Some things really don't stand the test of time. For example: a rock erodes and eventually turns to sand. Let's think of Unplugged as a rock, an ugly boring rock that no one cares about, a rock that usually gets pissed on every time a dog decides to claim some homeland. This same rock is the one Dad throws into your neighbor's yard while preparing to mow the grass. It's the same rock you used when you tried making a Rock-O-Pet to give to your elementary crush; he/she cried, bashed you in the face with it, and you received a golden ticket to the hospital for stitches. Even worse, the golden ticket was also your pass to stand on the wall for a week. We know it wasn't your fault; it was the rock's fault.
Like I said before, Unplugged is like that rock.

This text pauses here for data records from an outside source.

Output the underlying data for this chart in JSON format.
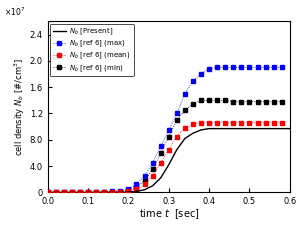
{
  "xlabel": "time $t$  [sec]",
  "ylabel": "cell density $N_b$ [#/cm$^3$]",
  "xlim": [
    0.0,
    0.6
  ],
  "ylim": [
    0,
    26000000.0
  ],
  "yticks": [
    0,
    4000000.0,
    8000000.0,
    12000000.0,
    16000000.0,
    20000000.0,
    24000000.0
  ],
  "xticks": [
    0.0,
    0.1,
    0.2,
    0.3,
    0.4,
    0.5,
    0.6
  ],
  "sim_color": "#000000",
  "max_color": "#0000ff",
  "mean_color": "#ff0000",
  "min_color": "#000000",
  "background_color": "#ffffff",
  "legend_labels": [
    "$N_b$ [Present]",
    "$N_b$ [ref 6] (max)",
    "$N_b$ [ref 6] (mean)",
    "$N_b$ [ref 6] (min)"
  ],
  "sim_x": [
    0.0,
    0.02,
    0.04,
    0.06,
    0.08,
    0.1,
    0.12,
    0.14,
    0.16,
    0.18,
    0.2,
    0.22,
    0.24,
    0.26,
    0.28,
    0.3,
    0.32,
    0.34,
    0.36,
    0.38,
    0.4,
    0.42,
    0.44,
    0.46,
    0.48,
    0.5,
    0.52,
    0.54,
    0.56,
    0.58,
    0.6
  ],
  "sim_y": [
    0,
    0,
    0,
    0,
    0,
    0,
    0,
    0,
    0,
    0,
    50000.0,
    150000.0,
    400000.0,
    1000000.0,
    2200000.0,
    4200000.0,
    6500000.0,
    8200000.0,
    9000000.0,
    9500000.0,
    9700000.0,
    9700000.0,
    9700000.0,
    9700000.0,
    9700000.0,
    9700000.0,
    9700000.0,
    9700000.0,
    9700000.0,
    9700000.0,
    9700000.0
  ],
  "max_x": [
    0.0,
    0.02,
    0.04,
    0.06,
    0.08,
    0.1,
    0.12,
    0.14,
    0.16,
    0.18,
    0.2,
    0.22,
    0.24,
    0.26,
    0.28,
    0.3,
    0.32,
    0.34,
    0.36,
    0.38,
    0.4,
    0.42,
    0.44,
    0.46,
    0.48,
    0.5,
    0.52,
    0.54,
    0.56,
    0.58
  ],
  "max_y": [
    0,
    0,
    0,
    0,
    0,
    0,
    0,
    100000.0,
    150000.0,
    200000.0,
    500000.0,
    1200000.0,
    2500000.0,
    4500000.0,
    7000000.0,
    9500000.0,
    12000000.0,
    15000000.0,
    17000000.0,
    18000000.0,
    18800000.0,
    19000000.0,
    19000000.0,
    19000000.0,
    19000000.0,
    19000000.0,
    19000000.0,
    19000000.0,
    19000000.0,
    19000000.0
  ],
  "mean_x": [
    0.0,
    0.02,
    0.04,
    0.06,
    0.08,
    0.1,
    0.12,
    0.14,
    0.16,
    0.18,
    0.2,
    0.22,
    0.24,
    0.26,
    0.28,
    0.3,
    0.32,
    0.34,
    0.36,
    0.38,
    0.4,
    0.42,
    0.44,
    0.46,
    0.48,
    0.5,
    0.52,
    0.54,
    0.56,
    0.58
  ],
  "mean_y": [
    0,
    0,
    0,
    0,
    0,
    0,
    0,
    0,
    50000.0,
    100000.0,
    200000.0,
    500000.0,
    1200000.0,
    2500000.0,
    4500000.0,
    6500000.0,
    8500000.0,
    9800000.0,
    10400000.0,
    10600000.0,
    10600000.0,
    10600000.0,
    10600000.0,
    10600000.0,
    10600000.0,
    10600000.0,
    10600000.0,
    10600000.0,
    10600000.0,
    10600000.0
  ],
  "min_x": [
    0.0,
    0.02,
    0.04,
    0.06,
    0.08,
    0.1,
    0.12,
    0.14,
    0.16,
    0.18,
    0.2,
    0.22,
    0.24,
    0.26,
    0.28,
    0.3,
    0.32,
    0.34,
    0.36,
    0.38,
    0.4,
    0.42,
    0.44,
    0.46,
    0.48,
    0.5,
    0.52,
    0.54,
    0.56,
    0.58
  ],
  "min_y": [
    0,
    0,
    0,
    0,
    0,
    0,
    0,
    0,
    50000.0,
    100000.0,
    300000.0,
    800000.0,
    1800000.0,
    3500000.0,
    6000000.0,
    8500000.0,
    11000000.0,
    12500000.0,
    13500000.0,
    14000000.0,
    14000000.0,
    14000000.0,
    14000000.0,
    13800000.0,
    13800000.0,
    13800000.0,
    13800000.0,
    13800000.0,
    13800000.0,
    13800000.0
  ]
}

You may be asking yourself... Why oh why would MTV bring back such a dreadful thing? Well kids; there is this thing called the internet, and the children sure are liking it. Plus, MTV didn't actually think that 50 different reality shows running at the same time would keep shares up, did they? Exactly, now let's check out the less-than-mediocre lineup -- well, opinions are overrated, so just take a peek at the future line-up and see for yourself on June 22:
Bon Jovi, The Police, Kenny Chesney, Mary J. Blige, and John Mayer.
On second thought, MTV would be much better off just broadcasting a time-lapse video of a rock eroding -- as long as they can sprinkle some that good ol' reality TV magic on it.